The World's most controversial buildings
Do you hate modern architecture? What’s hated now can often be loved tomorrow. People laughed at the Gherkin at first, but it soon worked its way into our hearts
It’s not the only building which took a little time to win over the public. You may be surprised by what people thought about these famous buildings when they first opened…
© James Whitesmith
The Eiffel Tower, Paris
"Imagine for a moment a giddy, ridiculous tower dominating Paris like a gigantic black smokestack" – In a letter published in the newspaper Le Temps in 1887, one reader was very frank about how he felt about plans for the city’s newest structure… The Eiffel Tower.
And he wasn’t alone. Built for the 1889 World’s Fair, many Parisians thought the tower was a ridiculous blot on the landscape and looked forward to the tower being torn down after 20 years, as originally planned. In fact, it is said that the famous writer Guy de Maupassant ate his lunch the Eiffel Tower’s restaurant not so much because he enjoyed the restaurant’s food, but because it was the only spot in the city where he was guaranteed to not have to look at“this tall skinny pyramid of iron ladders, this giant and disgraceful skeleton.” It is now, of course, the most important structure on the city’s skyline, and a huge source of national pride.
© Janet Hall / RIBA Library Photographs Collection
Tower Bridge, London
Those who think the Millennium Bridge got a harsh reception when first unveiled should look at what people said about London’s Tower Bridge when it opened.
English architect and editor of ‘The Builder’ Henry Heathcote Statham attacked the bridge, saying “it represents the vice of tawdriness and pretentiousness, and of falsification of the actual facts of the structure" while the designer Frank Brangwyn declared that “a more absurd structure than the Tower Bridge was never thrown across a strategic river.”
Likewise, so disgusted that they had to quote Shakespeare to express their fury, the Pall Mall Gazette said of the bridge “there certainly seems to be a subtle quality of ungainliness, a certain variegated ugliness, so to speak, that age can scarcely wither or custom stale, about this new bridge. It is excellently situated for our ugliest public work, straddling across our Thames, to the terror of the errant foreigner.”

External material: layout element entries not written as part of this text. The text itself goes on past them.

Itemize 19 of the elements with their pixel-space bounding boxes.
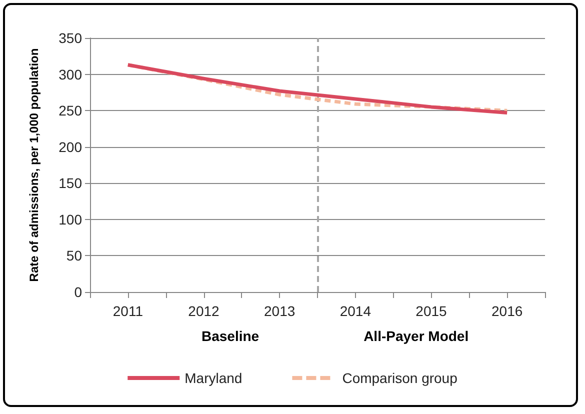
legend-label: Comparison group [342, 370, 458, 386]
y-axis-title: Rate of admissions, per 1,000 population [27, 48, 41, 282]
text: All-Payer Model [364, 328, 469, 344]
x-tick-label: 2014 [340, 303, 372, 319]
x-tick-label: 2015 [416, 303, 448, 319]
legend-label: Maryland [184, 370, 242, 386]
y-tick-label: 100 [58, 211, 82, 228]
y-tick-label: 250 [58, 102, 82, 119]
x-tick-label: 2016 [492, 303, 523, 319]
y-tick-label: 150 [58, 175, 82, 192]
x-tick-label: 2011 [112, 303, 144, 319]
y-tick-label: 0 [74, 284, 82, 300]
y-tick-label: 200 [58, 138, 82, 155]
y-tick-label: 350 [58, 30, 82, 46]
x-tick-label: 2013 [264, 303, 296, 319]
y-tick-label: 50 [66, 248, 82, 264]
x-tick-label: 2012 [188, 303, 220, 319]
y-tick-label: 300 [58, 66, 82, 82]
text: Baseline [201, 328, 260, 344]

And apparently it was also unpopular with our four-legged friends. In August 1894, the Evening Telegraph described a dog who was so frightened by the hydraulic action of the bridge that “when the roadway had been restored to the horizontal it was more than the owner of the dog could accomplish to get him across.”
© Ralph Deakin / RIBA Library Photographs Collection 1830s
Empire State Building, New York
One of the USA’s most iconic buildings, the Empire State Building, looked like it was going to be a flop at first. Opened in the midst of the 1930s depression, its poor location on 34th street meant it was some distance from public transport, leading to even fewer people wanting office space in the building than originally expected. In its first year of being open, the observation deck took in two million dollars, which unfortunately, matched the amount of rent its struggling owners made in that year. The building’s lack of occupants led many New Yorkers to ridicule the building as the ‘Empty State Building’, and it didn’t make any profit until 1950. It has since become one of the most iconic buildings in America and been named as one of the Seven Wonders of the Modern World by the American Society of Civil Engineers.
© Bernard Cox / RIBA Library Photographs Collection 1979
Guggenheim Museum, New York
Now a much-loved part of the New York cityscape, the museum faced a tough crowd when it was first built in 1959, with commentators seemingly trying to out-do each other to see who could most creatively attack the building. Page one of the New York Times carried art critic John Canaday’s mocking assessment that it was “a war between architecture and painting, in which both come out badly maimed”. There was perhaps a little more wonderment in the New York Daily Mirror’s description, which said that it was “a building that should be put in a museum to show how mad the 20th century is”. Other criticism of the building was that it looked like “an indigestible hot cross bun” or an “inverted oatmeal dish”. But it seems that the critics were wrong. In its first year, the museum’s gift shop sold far more postcards picturing the museum itself than any of the artworks it held, and it is now one of the most popular museums in America.
©Robert Elwall / RIBA Library Photographs Collection
Sagrada Famillia, Barcelona
Now on the must-visit list of the millions of tourists who flock to Barcelona every year, Gaudi’s famous Sagrada Familia wasn’t very popular when it was first built. The British historian and writer Gerald Brenan declared that “Not even in the European architecture of the period can one discover anything so vulgar or pretentious”. Picasso wished that somebody would "send Gaudi and the Sagrada Familia to Hell."
And never one to be backwards in coming forwards, George Orwell describes the cathedral as “one of the most hideous buildings in the world” and, speaking of the recent Spanish civil war said “I think the Anarchists showed bad taste in not blowing it up when they had the chance.”